Cher Yves,
I took at look at your notebook.
I am uncertain what you are asking, but I think the question is why the built-in function NMinimize is not parallelized. Is that correct?
I agree is would be nice if some of the numerically intensive functions in Mathematica were designed to take an option such as Parallelize->True, but it doesn't exist (it is one of the suggestions here: http://community.wolfram.com/groups/-/m/t/181759?ppauth=bCSNFi3t).
However, in your example you have this construct:
es0 = NMinimize[{Total[
ParallelTable[(mmoyen0[datamhtcor[[j, 1]], datamhtcor[[j, 2]],
datamhtcor[[j, 3]], dist, ee, gx, gy, gz] -
datamhtcor[[j, 4]])^2, {j, 1, Length[datamhtcor]}]],
gx > 2. && gy > 2. && gz > 2 && ee < Abs[dist/3]}, {{gx, 2,
2.2}, {gy, 2.1, 2.2}, {gz, 2.1,
2.2}, {dist, -5, -2}, {ee, .3, .5}} , Method -> "NelderMead",
MaxIterations -> 100]
If NMinimize were parallelized, then this isn't likely to work because you would be wrapping on parallelization inside another. You would be better off precomputing (e.g,)
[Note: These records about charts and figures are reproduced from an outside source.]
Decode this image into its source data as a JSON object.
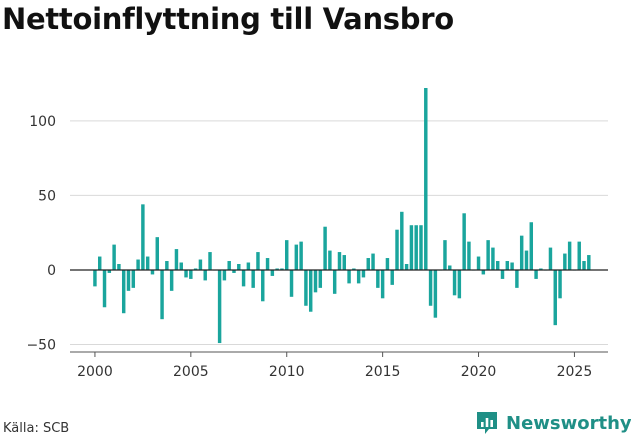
{
  "title": "Nettoinflyttning till Vansbro",
  "source": "Källa: SCB",
  "brand": {
    "name": "Newsworthy",
    "icon": "newsworthy-logo-icon",
    "color": "#1f8f86"
  },
  "colors": {
    "bar": "#1aa59d",
    "grid": "#d9d9d9",
    "zero_line": "#222222",
    "axis_text": "#333333"
  },
  "chart_data": {
    "type": "bar",
    "title": "Nettoinflyttning till Vansbro",
    "xlabel": "",
    "ylabel": "",
    "xlim": [
      1998.7,
      2026.75
    ],
    "ylim": [
      -55,
      122
    ],
    "x_ticks": [
      2000,
      2005,
      2010,
      2015,
      2020,
      2025
    ],
    "x_tick_labels": [
      "2000",
      "2005",
      "2010",
      "2015",
      "2020",
      "2025"
    ],
    "y_ticks": [
      -50,
      0,
      50,
      100
    ],
    "y_tick_labels": [
      "−50",
      "0",
      "50",
      "100"
    ],
    "grid": "horizontal",
    "frequency": "quarterly",
    "start": "2000-Q1",
    "values": [
      -11,
      9,
      -25,
      -2,
      17,
      4,
      -29,
      -14,
      -12,
      7,
      44,
      9,
      -3,
      22,
      -33,
      6,
      -14,
      14,
      5,
      -5,
      -6,
      1,
      7,
      -7,
      12,
      0,
      -49,
      -7,
      6,
      -2,
      4,
      -11,
      5,
      -12,
      12,
      -21,
      8,
      -4,
      1,
      1,
      20,
      -18,
      17,
      19,
      -24,
      -28,
      -15,
      -12,
      29,
      13,
      -16,
      12,
      10,
      -9,
      1,
      -9,
      -5,
      8,
      11,
      -12,
      -19,
      8,
      -10,
      27,
      39,
      4,
      30,
      30,
      30,
      122,
      -24,
      -32,
      0,
      20,
      3,
      -17,
      -19,
      38,
      19,
      0,
      9,
      -3,
      20,
      15,
      6,
      -6,
      6,
      5,
      -12,
      23,
      13,
      32,
      -6,
      1,
      0,
      15,
      -37,
      -19,
      11,
      19,
      0,
      19,
      6,
      10
    ]
  }
}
minimizationTarget =Total[ParallelTable[(mmoyen0[datamhtcor[[j, 1]], datamhtcor[[j, 2]],
datamhtcor[[j, 3]], dist, ee, gx, gy, gz] -
datamhtcor[[j, 4]])^2, {j, 1, Length[datamhtcor]}]]
and then minimizing that in a subsequent step:
NMinimize[{minimizationTarget,, gx > 2. && gy > 2. && gz > 2 && ee < Abs[dist/3]}, {{gx, 2,
2.2}, {gy, 2.1, 2.2}, {gz, 2.1,
2.2}, {dist, -5, -2}, {ee, .3, .5}} , Method -> "NelderMead",
MaxIterations -> 100]
One last observation, instead of doing this:
(*test ù ParallelTable est utilisé pour les 60 points expériementaux *)
t1 = AbsoluteTime[];
Do[Total[ParallelTable[(mmoyen0[datamhtcor[[j, 1]],
datamhtcor[[j, 2]], datamhtcor[[j, 3]], -10, 0., 2, 2, 2] -
datamhtcor[[j, 4]])^2, {j, 1, Length[datamhtcor]}]], {i, 1,
30}]
t2 = AbsoluteTime[] - t1
There is a handy function Timing[] which you can wrap around the Do.